Una tarde quise recorrer estas mismas calles para comprender lo que podría haber sido la soledad de Hélène Berr. La rue Claude-Bernard y la rue Vauquelin no están lejos del jardín de Luxemburgo y en el lindero de lo que un poeta llamaba el «Continente Contrescarpe», una especie de oasis en París, y cuesta imaginar que el mal se infiltrase hasta allí. La rue Édouard-Nortier está cerca del bosque de Bolonia. Sin duda había tardes en 1942 en que la guerra y la ocupación parecían lejanas e irreales en estas calles.
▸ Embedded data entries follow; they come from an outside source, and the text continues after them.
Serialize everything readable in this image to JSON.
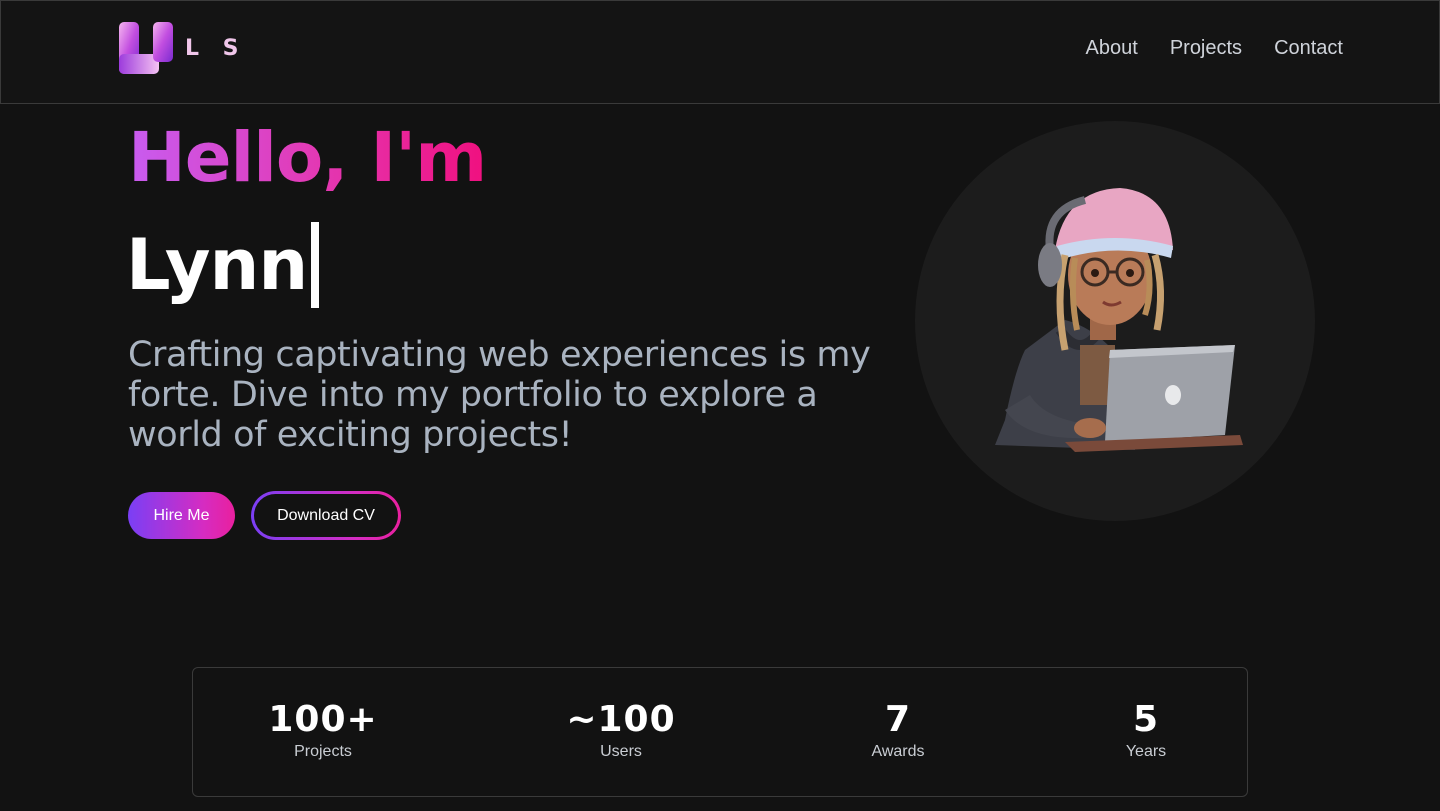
{
  "brand": {
    "logo_text": "L S",
    "logo_icon": "l-shape-logo-icon"
  },
  "nav": {
    "items": [
      {
        "label": "About"
      },
      {
        "label": "Projects"
      },
      {
        "label": "Contact"
      }
    ]
  },
  "hero": {
    "greeting": "Hello, I'm",
    "name": "Lynn",
    "tagline": "Crafting captivating web experiences is my forte. Dive into my portfolio to explore a world of exciting projects!",
    "hire_button": "Hire Me",
    "cv_button": "Download CV",
    "avatar_icon": "girl-with-laptop-illustration"
  },
  "stats": [
    {
      "value": "100+",
      "label": "Projects"
    },
    {
      "value": "~100",
      "label": "Users"
    },
    {
      "value": "7",
      "label": "Awards"
    },
    {
      "value": "5",
      "label": "Years"
    }
  ],
  "colors": {
    "background": "#121212",
    "gradient_start": "#7a3ff5",
    "gradient_end": "#e9209e",
    "hello_start": "#c85cf0",
    "hello_end": "#f0107f",
    "tagline": "#a9b3c0"
  }
}
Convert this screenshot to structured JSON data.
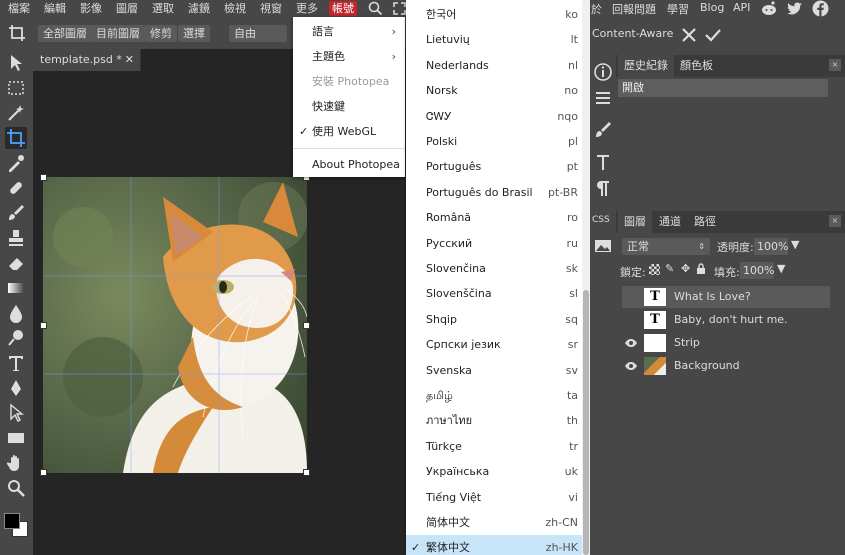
{
  "menubar": {
    "items": [
      "檔案",
      "編輯",
      "影像",
      "圖層",
      "選取",
      "濾鏡",
      "檢視",
      "視窗",
      "更多",
      "帳號"
    ],
    "right_items": [
      "於",
      "回報問題",
      "學習",
      "Blog",
      "API"
    ]
  },
  "toolbar": {
    "buttons": [
      "全部圖層",
      "目前圖層",
      "修剪",
      "選擇"
    ],
    "select_value": "自由",
    "content_aware": "Content-Aware"
  },
  "document": {
    "tab_title": "template.psd *"
  },
  "account_menu": {
    "items": [
      {
        "label": "語言",
        "submenu": true
      },
      {
        "label": "主題色",
        "submenu": true
      },
      {
        "label": "安裝 Photopea",
        "disabled": true
      },
      {
        "label": "快速鍵"
      },
      {
        "label": "使用 WebGL",
        "checked": true
      },
      {
        "label": "About Photopea"
      }
    ]
  },
  "languages": [
    {
      "name": "한국어",
      "code": "ko"
    },
    {
      "name": "Lietuvių",
      "code": "lt"
    },
    {
      "name": "Nederlands",
      "code": "nl"
    },
    {
      "name": "Norsk",
      "code": "no"
    },
    {
      "name": "ᏣᎳᎩ",
      "code": "nqo"
    },
    {
      "name": "Polski",
      "code": "pl"
    },
    {
      "name": "Português",
      "code": "pt"
    },
    {
      "name": "Português do Brasil",
      "code": "pt-BR"
    },
    {
      "name": "Română",
      "code": "ro"
    },
    {
      "name": "Русский",
      "code": "ru"
    },
    {
      "name": "Slovenčina",
      "code": "sk"
    },
    {
      "name": "Slovenščina",
      "code": "sl"
    },
    {
      "name": "Shqip",
      "code": "sq"
    },
    {
      "name": "Српски језик",
      "code": "sr"
    },
    {
      "name": "Svenska",
      "code": "sv"
    },
    {
      "name": "தமிழ்",
      "code": "ta"
    },
    {
      "name": "ภาษาไทย",
      "code": "th"
    },
    {
      "name": "Türkçe",
      "code": "tr"
    },
    {
      "name": "Українська",
      "code": "uk"
    },
    {
      "name": "Tiếng Việt",
      "code": "vi"
    },
    {
      "name": "简体中文",
      "code": "zh-CN"
    },
    {
      "name": "繁体中文",
      "code": "zh-HK",
      "selected": true
    }
  ],
  "history_panel": {
    "tabs": [
      "歷史紀錄",
      "顏色板"
    ],
    "entries": [
      "開啟"
    ]
  },
  "layers_panel": {
    "tabs": [
      "圖層",
      "通道",
      "路徑"
    ],
    "blend_mode": "正常",
    "opacity_label": "透明度:",
    "opacity_value": "100%",
    "lock_label": "鎖定:",
    "fill_label": "填充:",
    "fill_value": "100%",
    "layers": [
      {
        "name": "What Is Love?",
        "type": "text",
        "visible": false,
        "selected": true
      },
      {
        "name": "Baby, don't hurt me.",
        "type": "text",
        "visible": false
      },
      {
        "name": "Strip",
        "type": "raster",
        "visible": true
      },
      {
        "name": "Background",
        "type": "image",
        "visible": true
      }
    ]
  },
  "colors": {
    "accent_red": "#c1272d",
    "selected_lang_bg": "#c8e4f8",
    "ui_bg": "#474747"
  }
}
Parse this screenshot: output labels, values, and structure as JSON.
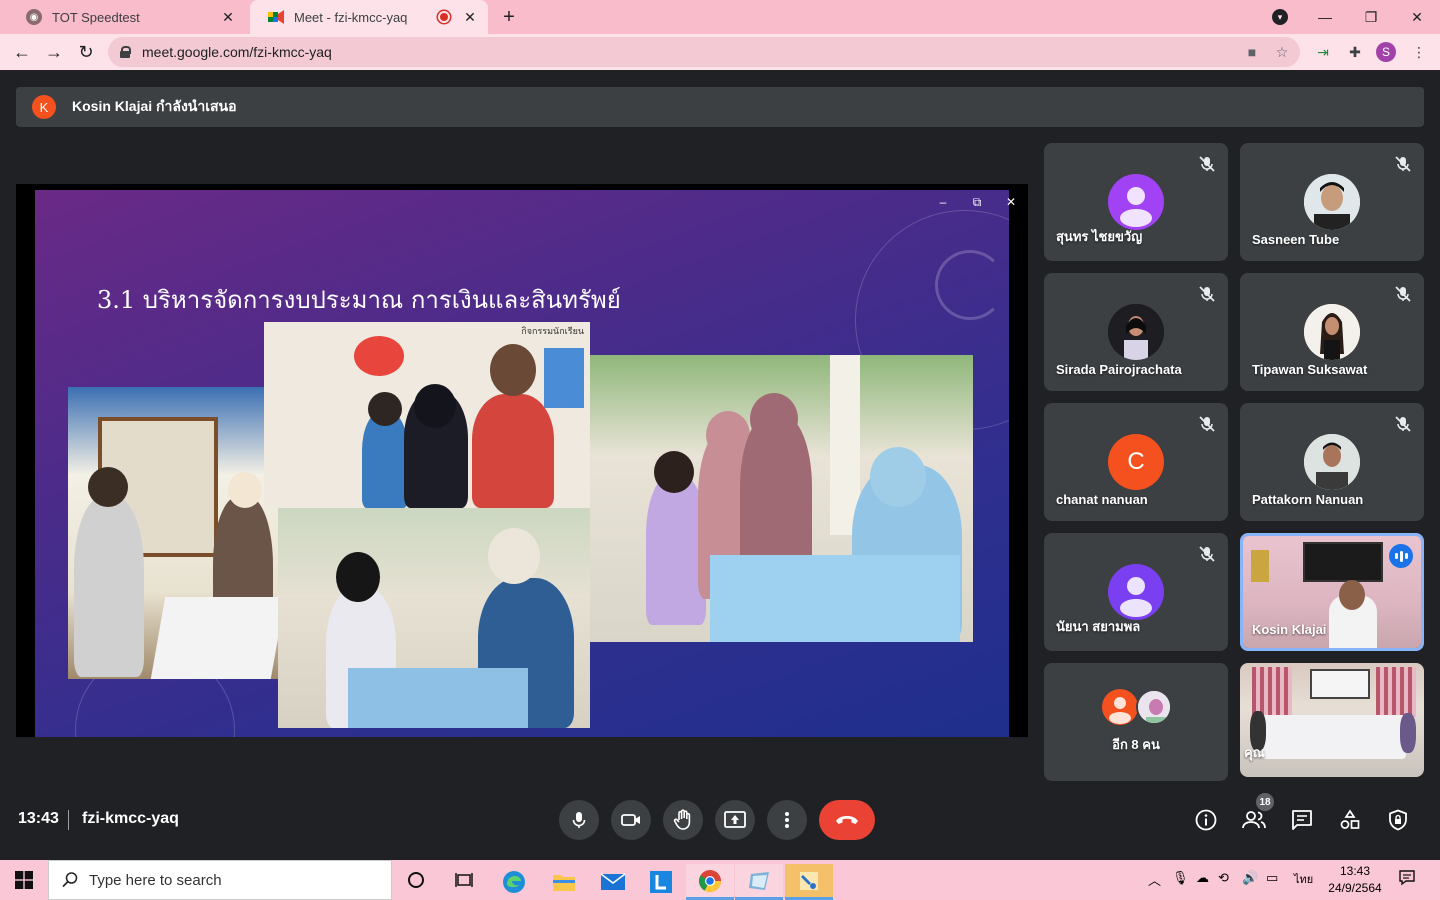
{
  "browser": {
    "tabs": [
      {
        "title": "TOT Speedtest"
      },
      {
        "title": "Meet - fzi-kmcc-yaq"
      }
    ],
    "new_tab": "+",
    "url": "meet.google.com/fzi-kmcc-yaq",
    "profile_initial": "S"
  },
  "meet": {
    "presenter_initial": "K",
    "presenter_text": "Kosin Klajai กำลังนำเสนอ",
    "slide_title": "3.1 บริหารจัดการงบประมาณ การเงินและสินทรัพย์",
    "slide_photo_caption": "กิจกรรมนักเรียน",
    "participants": [
      {
        "name": "สุนทร ไชยขวัญ",
        "avatar_color": "#a142f4",
        "muted": true
      },
      {
        "name": "Sasneen Tube",
        "muted": true
      },
      {
        "name": "Sirada Pairojrachata",
        "muted": true
      },
      {
        "name": "Tipawan Suksawat",
        "muted": true
      },
      {
        "name": "chanat nanuan",
        "initial": "C",
        "avatar_color": "#f4511e",
        "muted": true
      },
      {
        "name": "Pattakorn Nanuan",
        "muted": true
      },
      {
        "name": "นัยนา สยามพล",
        "avatar_color": "#7b3ff2",
        "muted": true
      },
      {
        "name": "Kosin Klajai",
        "speaking": true
      },
      {
        "name": "อีก 8 คน"
      },
      {
        "name": "คุณ"
      }
    ],
    "time": "13:43",
    "meeting_code": "fzi-kmcc-yaq",
    "people_count": "18"
  },
  "taskbar": {
    "search_placeholder": "Type here to search",
    "language": "ไทย",
    "time": "13:43",
    "date": "24/9/2564"
  },
  "colors": {
    "tabbar": "#f8bccb",
    "toolbar": "#fde2e9",
    "meet_bg": "#202124",
    "tile_bg": "#3c4043",
    "hangup": "#ea4335",
    "active_border": "#8ab4f8"
  }
}
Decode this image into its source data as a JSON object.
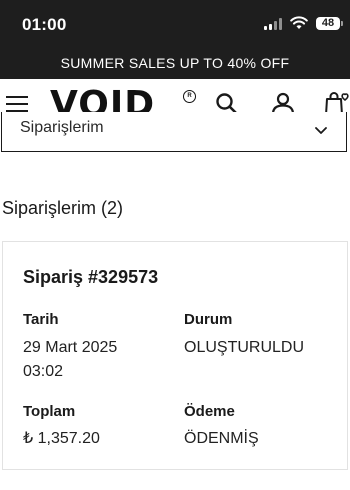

Salvo a una joven llamada Hélène Berr, que sabía que se hallaba en lo más profundo de la desdicha y la barbarie: pero era imposible decírselo a los transeúntes amables e indiferentes. Por tanto, escribía un diario. ¿Tenía el presentimiento de que muy lejos, en el futuro, lo leerían? ¿O temía que ahogasen su voz como la de millones de personas exterminadas sin dejar rastro? En el umbral de este libro, ahora hay que callarse, escuchar la voz de Hélène y caminar a su lado. Una voz y una presencia que nos acompañarán toda la vida.